Gabriel le dio la taza de té con el hilo de la bolsita colgando por encima del borde.

– ¿Por qué ha venido, Adrian?

– Se me ocurrió que quizá podría echar una mano.

– Tonterías.

Carter quitó cosas del sofá y se dejó caer pesadamente, como un viajante al final de un largo y nada fructífero viaje.

– La verdad es que estoy aquí en representación de mi director. Por lo que parece, está sufriendo un agudo ataque de ansiedad preparto. Cree que estamos colgados de una rama y que vosotros tenéis el hacha. Quiere que la agencia entre en la partida.

– ¿Eso qué significa?

– Quiere conocer todo el plan.

– Tú ya lo conoces, Adrian. Te lo expliqué todo en Virginia. No ha cambiado.

– Conozco el plan a grandes trazos -replicó Carter-. Ahora quiero leer la letra pequeña.

– Lo que estás diciendo es que tu director quiere revisar el plan y dar el visto bueno.

– Algo por el estilo. También quiere que esté junto a Ari cuando se ejecute.

– ¿Qué pasará si le decimos que se vaya al demonio?

– Yo diría que hay un cincuenta por ciento de probabilidades de que alguien le dé el soplo a Radek, y entonces lo perderías. Necesitas estar a buenas con el director, Gabriel. Es la única manera de que puedas tener a Radek.

– Estamos listos para actuar, Adrian. Ahora no es el momento de recibir consejos del séptimo piso.

Shamron se sentó junto a Carter.

– Si tu director tiene un mínimo de inteligencia, tendría que mantenerse lo más lejos posible de todo este asunto.

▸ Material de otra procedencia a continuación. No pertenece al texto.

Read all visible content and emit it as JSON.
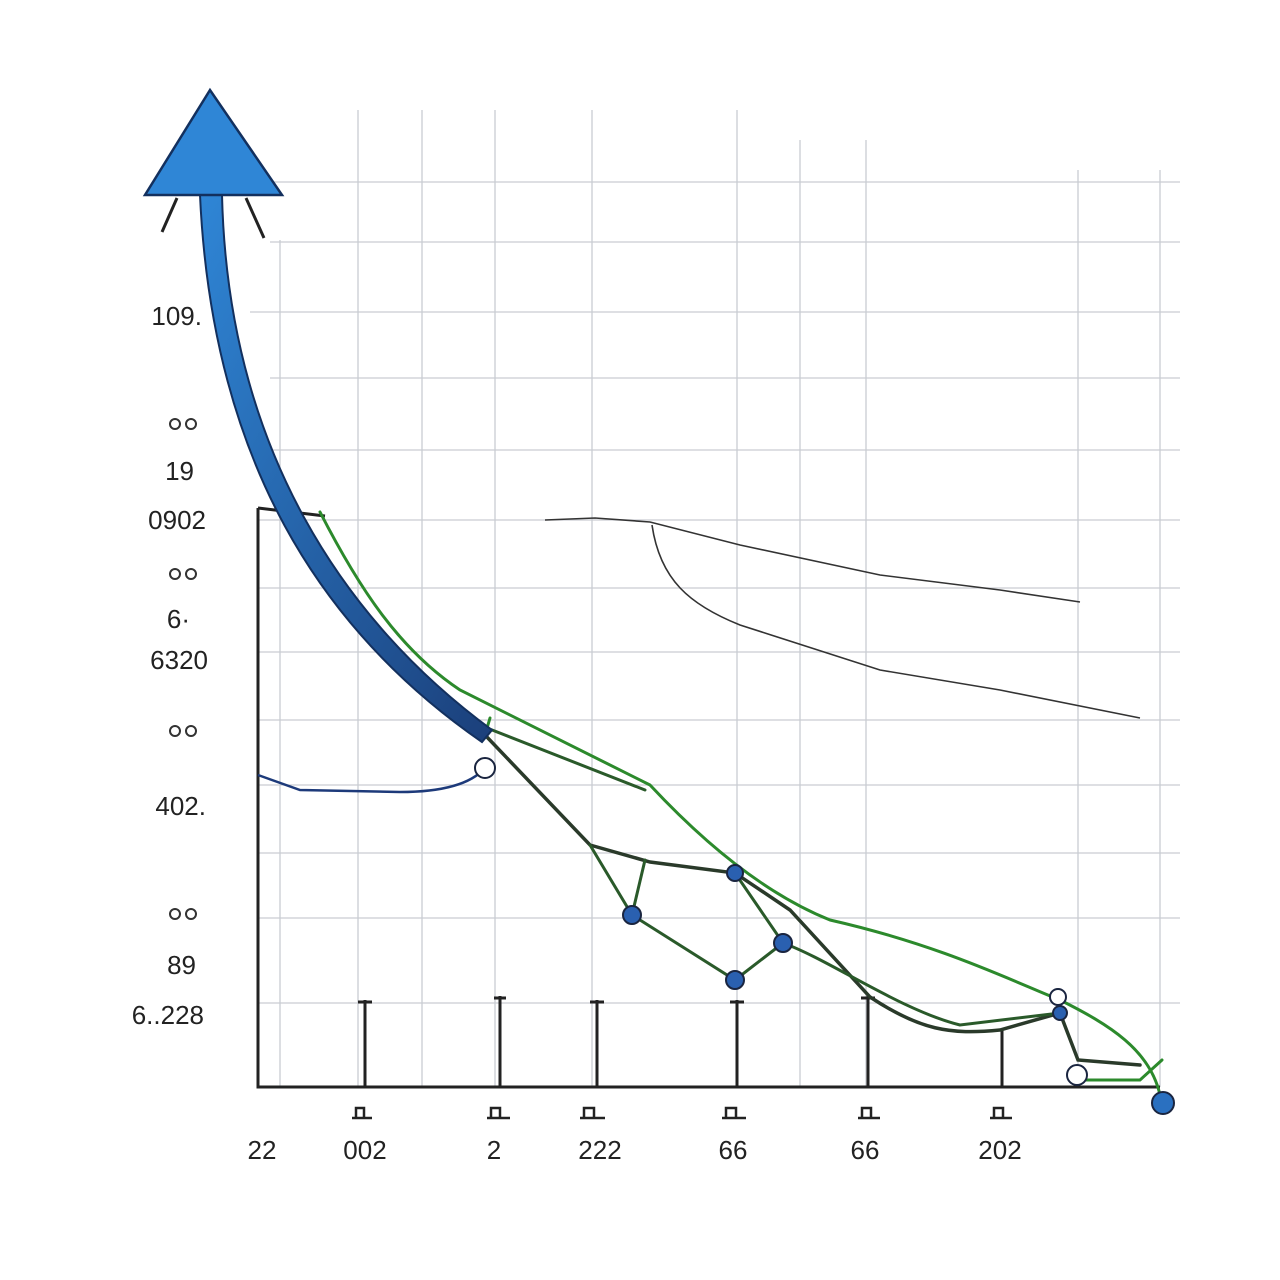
{
  "y_labels": [
    "109.",
    "19",
    "0902",
    "6·",
    "6320",
    "402.",
    "89",
    "6..228"
  ],
  "x_labels": [
    "22",
    "002",
    "2",
    "222",
    "66",
    "66",
    "202"
  ]
}
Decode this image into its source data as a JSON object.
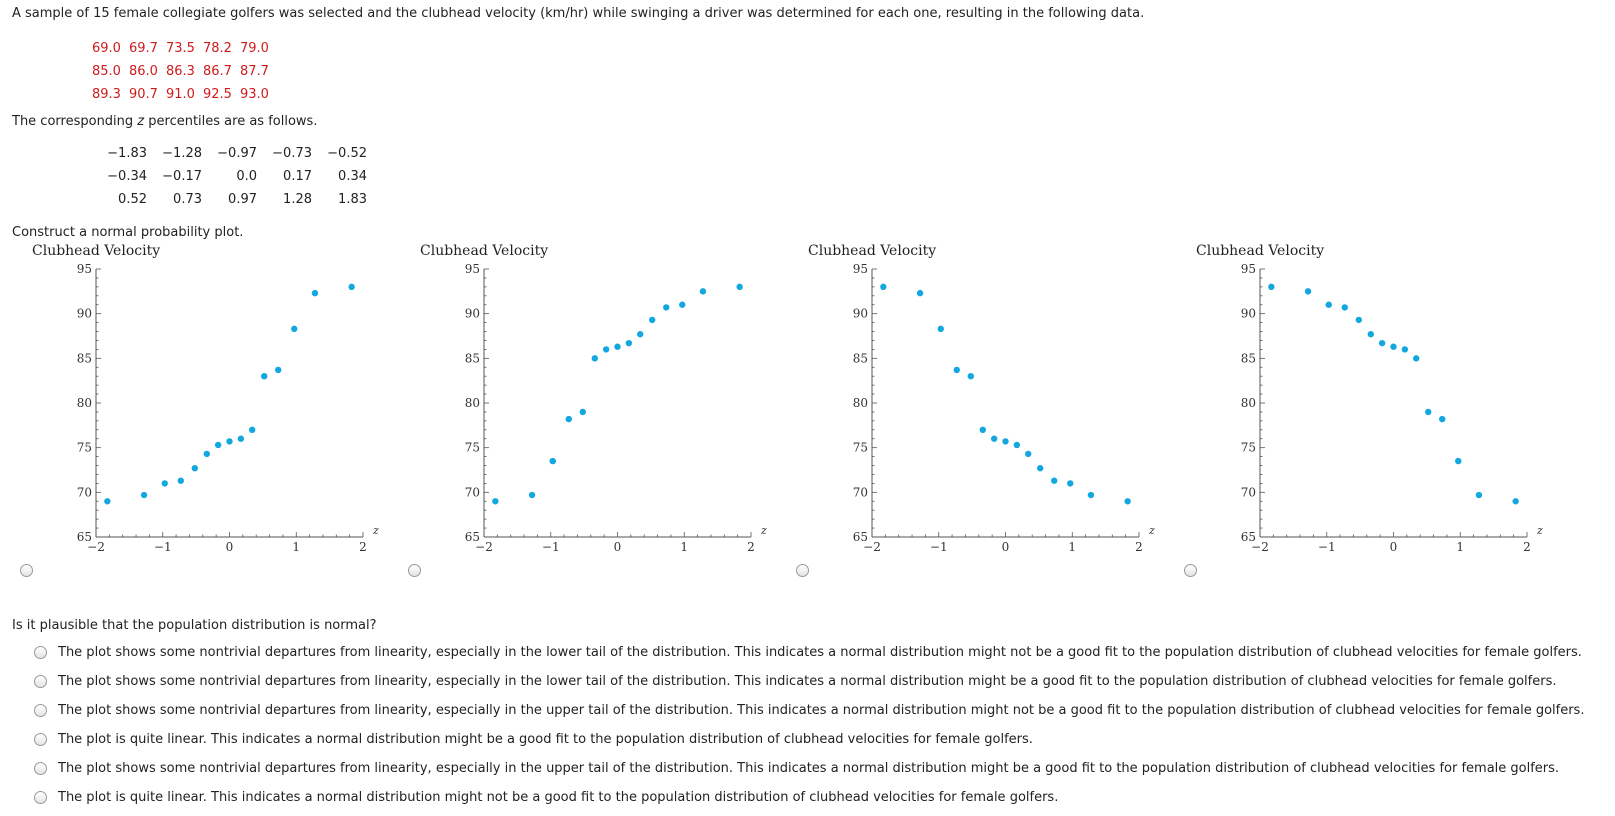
{
  "intro_text": "A sample of 15 female collegiate golfers was selected and the clubhead velocity (km/hr) while swinging a driver was determined for each one, resulting in the following data.",
  "velocity_rows": [
    [
      "69.0",
      "69.7",
      "73.5",
      "78.2",
      "79.0"
    ],
    [
      "85.0",
      "86.0",
      "86.3",
      "86.7",
      "87.7"
    ],
    [
      "89.3",
      "90.7",
      "91.0",
      "92.5",
      "93.0"
    ]
  ],
  "percentile_text_before": "The corresponding ",
  "percentile_text_var": "z",
  "percentile_text_after": " percentiles are as follows.",
  "z_rows": [
    [
      "−1.83",
      "−1.28",
      "−0.97",
      "−0.73",
      "−0.52"
    ],
    [
      "−0.34",
      "−0.17",
      "0.0",
      "0.17",
      "0.34"
    ],
    [
      "0.52",
      "0.73",
      "0.97",
      "1.28",
      "1.83"
    ]
  ],
  "construct_text": "Construct a normal probability plot.",
  "chart_data": [
    {
      "type": "scatter",
      "title": "Clubhead Velocity",
      "xlabel": "z",
      "xlim": [
        -2,
        2
      ],
      "ylim": [
        65,
        95
      ],
      "xticks": [
        "−2",
        "−1",
        "0",
        "1",
        "2"
      ],
      "yticks": [
        "65",
        "70",
        "75",
        "80",
        "85",
        "90",
        "95"
      ],
      "x": [
        -1.83,
        -1.28,
        -0.97,
        -0.73,
        -0.52,
        -0.34,
        -0.17,
        0.0,
        0.17,
        0.34,
        0.52,
        0.73,
        0.97,
        1.28,
        1.83
      ],
      "y": [
        69.0,
        69.7,
        71.0,
        71.3,
        72.7,
        74.3,
        75.3,
        75.7,
        76.0,
        77.0,
        83.0,
        83.7,
        88.3,
        92.3,
        93.0
      ],
      "color": "#13a7e0"
    },
    {
      "type": "scatter",
      "title": "Clubhead Velocity",
      "xlabel": "z",
      "xlim": [
        -2,
        2
      ],
      "ylim": [
        65,
        95
      ],
      "xticks": [
        "−2",
        "−1",
        "0",
        "1",
        "2"
      ],
      "yticks": [
        "65",
        "70",
        "75",
        "80",
        "85",
        "90",
        "95"
      ],
      "x": [
        -1.83,
        -1.28,
        -0.97,
        -0.73,
        -0.52,
        -0.34,
        -0.17,
        0.0,
        0.17,
        0.34,
        0.52,
        0.73,
        0.97,
        1.28,
        1.83
      ],
      "y": [
        69.0,
        69.7,
        73.5,
        78.2,
        79.0,
        85.0,
        86.0,
        86.3,
        86.7,
        87.7,
        89.3,
        90.7,
        91.0,
        92.5,
        93.0
      ],
      "color": "#13a7e0"
    },
    {
      "type": "scatter",
      "title": "Clubhead Velocity",
      "xlabel": "z",
      "xlim": [
        -2,
        2
      ],
      "ylim": [
        65,
        95
      ],
      "xticks": [
        "−2",
        "−1",
        "0",
        "1",
        "2"
      ],
      "yticks": [
        "65",
        "70",
        "75",
        "80",
        "85",
        "90",
        "95"
      ],
      "x": [
        -1.83,
        -1.28,
        -0.97,
        -0.73,
        -0.52,
        -0.34,
        -0.17,
        0.0,
        0.17,
        0.34,
        0.52,
        0.73,
        0.97,
        1.28,
        1.83
      ],
      "y": [
        93.0,
        92.3,
        88.3,
        83.7,
        83.0,
        77.0,
        76.0,
        75.7,
        75.3,
        74.3,
        72.7,
        71.3,
        71.0,
        69.7,
        69.0
      ],
      "color": "#13a7e0"
    },
    {
      "type": "scatter",
      "title": "Clubhead Velocity",
      "xlabel": "z",
      "xlim": [
        -2,
        2
      ],
      "ylim": [
        65,
        95
      ],
      "xticks": [
        "−2",
        "−1",
        "0",
        "1",
        "2"
      ],
      "yticks": [
        "65",
        "70",
        "75",
        "80",
        "85",
        "90",
        "95"
      ],
      "x": [
        -1.83,
        -1.28,
        -0.97,
        -0.73,
        -0.52,
        -0.34,
        -0.17,
        0.0,
        0.17,
        0.34,
        0.52,
        0.73,
        0.97,
        1.28,
        1.83
      ],
      "y": [
        93.0,
        92.5,
        91.0,
        90.7,
        89.3,
        87.7,
        86.7,
        86.3,
        86.0,
        85.0,
        79.0,
        78.2,
        73.5,
        69.7,
        69.0
      ],
      "color": "#13a7e0"
    }
  ],
  "question": "Is it plausible that the population distribution is normal?",
  "options": [
    "The plot shows some nontrivial departures from linearity, especially in the lower tail of the distribution. This indicates a normal distribution might not be a good fit to the population distribution of clubhead velocities for female golfers.",
    "The plot shows some nontrivial departures from linearity, especially in the lower tail of the distribution. This indicates a normal distribution might be a good fit to the population distribution of clubhead velocities for female golfers.",
    "The plot shows some nontrivial departures from linearity, especially in the upper tail of the distribution. This indicates a normal distribution might not be a good fit to the population distribution of clubhead velocities for female golfers.",
    "The plot is quite linear. This indicates a normal distribution might be a good fit to the population distribution of clubhead velocities for female golfers.",
    "The plot shows some nontrivial departures from linearity, especially in the upper tail of the distribution. This indicates a normal distribution might be a good fit to the population distribution of clubhead velocities for female golfers.",
    "The plot is quite linear. This indicates a normal distribution might not be a good fit to the population distribution of clubhead velocities for female golfers."
  ]
}
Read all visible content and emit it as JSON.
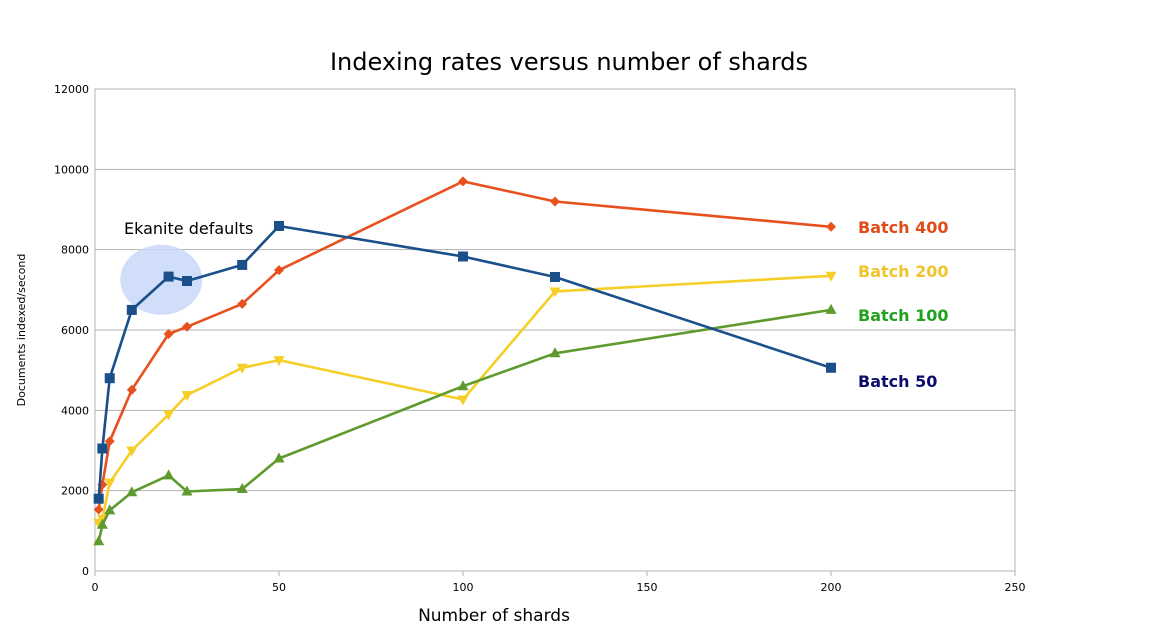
{
  "chart_data": {
    "type": "line",
    "title": "Indexing rates versus number of shards",
    "xlabel": "Number of shards",
    "ylabel": "Documents indexed/second",
    "xlim": [
      0,
      250
    ],
    "ylim": [
      0,
      12000
    ],
    "xticks": [
      0,
      50,
      100,
      150,
      200,
      250
    ],
    "yticks": [
      0,
      2000,
      4000,
      6000,
      8000,
      10000,
      12000
    ],
    "grid": "horizontal",
    "series": [
      {
        "name": "Batch 400",
        "color": "#e8501e",
        "marker": "diamond",
        "x": [
          1,
          2,
          4,
          10,
          20,
          25,
          40,
          50,
          100,
          125,
          200
        ],
        "y": [
          1530,
          2150,
          3230,
          4510,
          5900,
          6080,
          6650,
          7490,
          9700,
          9200,
          8570
        ]
      },
      {
        "name": "Batch 200",
        "color": "#f5cf28",
        "marker": "triangle-down",
        "x": [
          1,
          2,
          4,
          10,
          20,
          25,
          40,
          50,
          100,
          125,
          200
        ],
        "y": [
          1200,
          1300,
          2200,
          3000,
          3900,
          4380,
          5060,
          5250,
          4270,
          6960,
          7350
        ]
      },
      {
        "name": "Batch 100",
        "color": "#5e9a2e",
        "marker": "triangle-up",
        "x": [
          1,
          2,
          4,
          10,
          20,
          25,
          40,
          50,
          100,
          125,
          200
        ],
        "y": [
          740,
          1150,
          1510,
          1960,
          2380,
          1980,
          2040,
          2800,
          4600,
          5420,
          6500
        ]
      },
      {
        "name": "Batch 50",
        "color": "#1a4f8a",
        "marker": "square",
        "x": [
          1,
          2,
          4,
          10,
          20,
          25,
          40,
          50,
          100,
          125,
          200
        ],
        "y": [
          1800,
          3050,
          4800,
          6500,
          7330,
          7220,
          7620,
          8590,
          7830,
          7320,
          5060
        ]
      }
    ],
    "series_label_colors": {
      "Batch 400": "#e04b16",
      "Batch 200": "#f0c52a",
      "Batch 100": "#22a11e",
      "Batch 50": "#0c0c6e"
    },
    "annotation": {
      "text": "Ekanite defaults",
      "x": 18,
      "y": 7250,
      "highlight_color": "#c6d6f7"
    }
  }
}
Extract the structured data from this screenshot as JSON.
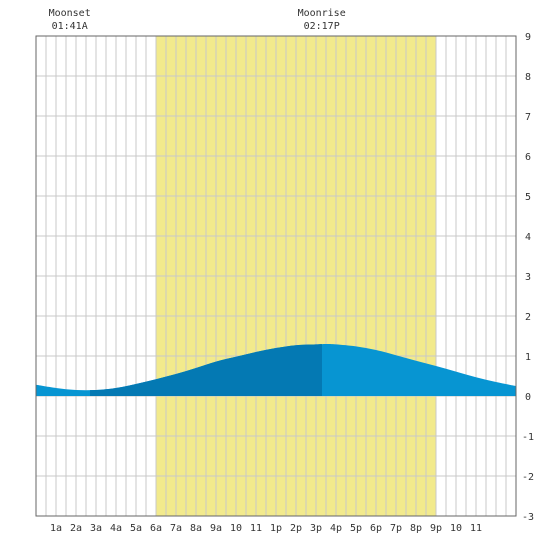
{
  "chart_data": {
    "type": "area",
    "x_tick_labels": [
      "1a",
      "2a",
      "3a",
      "4a",
      "5a",
      "6a",
      "7a",
      "8a",
      "9a",
      "10",
      "11",
      "1p",
      "2p",
      "3p",
      "4p",
      "5p",
      "6p",
      "7p",
      "8p",
      "9p",
      "10",
      "11"
    ],
    "y_ticks": [
      "9",
      "8",
      "7",
      "6",
      "5",
      "4",
      "3",
      "2",
      "1",
      "0",
      "-1",
      "-2",
      "-3"
    ],
    "ylim": [
      -3,
      9
    ],
    "xlim_hours": [
      0,
      24
    ],
    "grid": true,
    "daylight_hours": [
      6.0,
      20.0
    ],
    "moon_events": [
      {
        "label": "Moonset",
        "time": "01:41A",
        "hour": 1.683
      },
      {
        "label": "Moonrise",
        "time": "02:17P",
        "hour": 14.283
      }
    ],
    "tide_series": {
      "hours": [
        0,
        1,
        2,
        3,
        4,
        5,
        6,
        7,
        8,
        9,
        10,
        11,
        12,
        13,
        14,
        14.5,
        15,
        16,
        17,
        18,
        19,
        20,
        21,
        22,
        23,
        24
      ],
      "values": [
        0.28,
        0.2,
        0.15,
        0.15,
        0.2,
        0.3,
        0.42,
        0.55,
        0.7,
        0.86,
        0.98,
        1.1,
        1.2,
        1.27,
        1.29,
        1.3,
        1.29,
        1.24,
        1.15,
        1.02,
        0.88,
        0.75,
        0.61,
        0.47,
        0.35,
        0.25
      ]
    },
    "darker_fill_range_hours": [
      2.7,
      14.3
    ],
    "colors": {
      "daylight": "#f2ea8c",
      "grid": "#c8c8c8",
      "tide": "#0795d2",
      "tide_dark": "#0479b3",
      "text": "#333333",
      "axis": "#666666"
    }
  }
}
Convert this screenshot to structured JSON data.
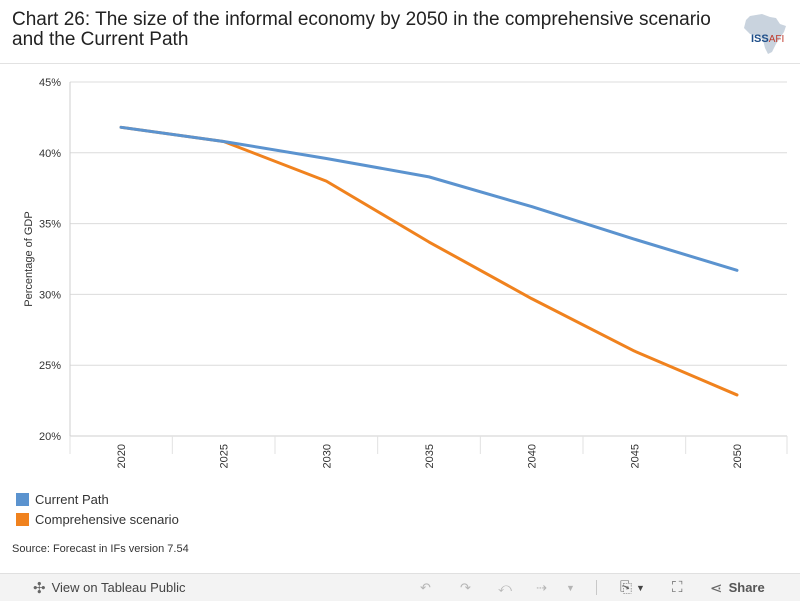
{
  "title": "Chart 26: The size of the informal economy by 2050 in the comprehensive scenario and the Current Path",
  "logo": {
    "main": "ISS",
    "sub": "AFI"
  },
  "colors": {
    "current_path": "#5b93cf",
    "comprehensive": "#f0821e",
    "grid": "#dcdcdc",
    "text": "#333333"
  },
  "chart_data": {
    "type": "line",
    "title": "Chart 26: The size of the informal economy by 2050 in the comprehensive scenario and the Current Path",
    "xlabel": "",
    "ylabel": "Percentage of GDP",
    "x": [
      "2020",
      "2025",
      "2030",
      "2035",
      "2040",
      "2045",
      "2050"
    ],
    "ylim": [
      20,
      45
    ],
    "yticks": [
      20,
      25,
      30,
      35,
      40,
      45
    ],
    "ytick_labels": [
      "20%",
      "25%",
      "30%",
      "35%",
      "40%",
      "45%"
    ],
    "grid": true,
    "legend": "bottom-left",
    "series": [
      {
        "name": "Current Path",
        "color": "#5b93cf",
        "values": [
          41.8,
          40.8,
          39.6,
          38.3,
          36.2,
          33.9,
          31.7
        ]
      },
      {
        "name": "Comprehensive scenario",
        "color": "#f0821e",
        "values": [
          41.8,
          40.8,
          38.0,
          33.7,
          29.7,
          26.0,
          22.9
        ]
      }
    ]
  },
  "legend": {
    "items": [
      {
        "label": "Current Path",
        "color": "#5b93cf"
      },
      {
        "label": "Comprehensive scenario",
        "color": "#f0821e"
      }
    ]
  },
  "source": "Source: Forecast in IFs version 7.54",
  "toolbar": {
    "view_label": "View on Tableau Public",
    "share_label": "Share"
  }
}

– Intenté explicárselo, no en estos términos, pero sí parecidos. No ha querido escucharme. Nuestro director es un tipo de Wall Street. Le gusta creer que es alguien que siempre lleva la voz cantante. Siempre sabía lo que estaba haciendo cada división de su compañía. Intenta dirigir la agencia de la misma manera. Además, como ya sabes, es amigo del presidente. Si te pones a malas con él, llamará a la Casa Blanca, y esto se habrá acabado.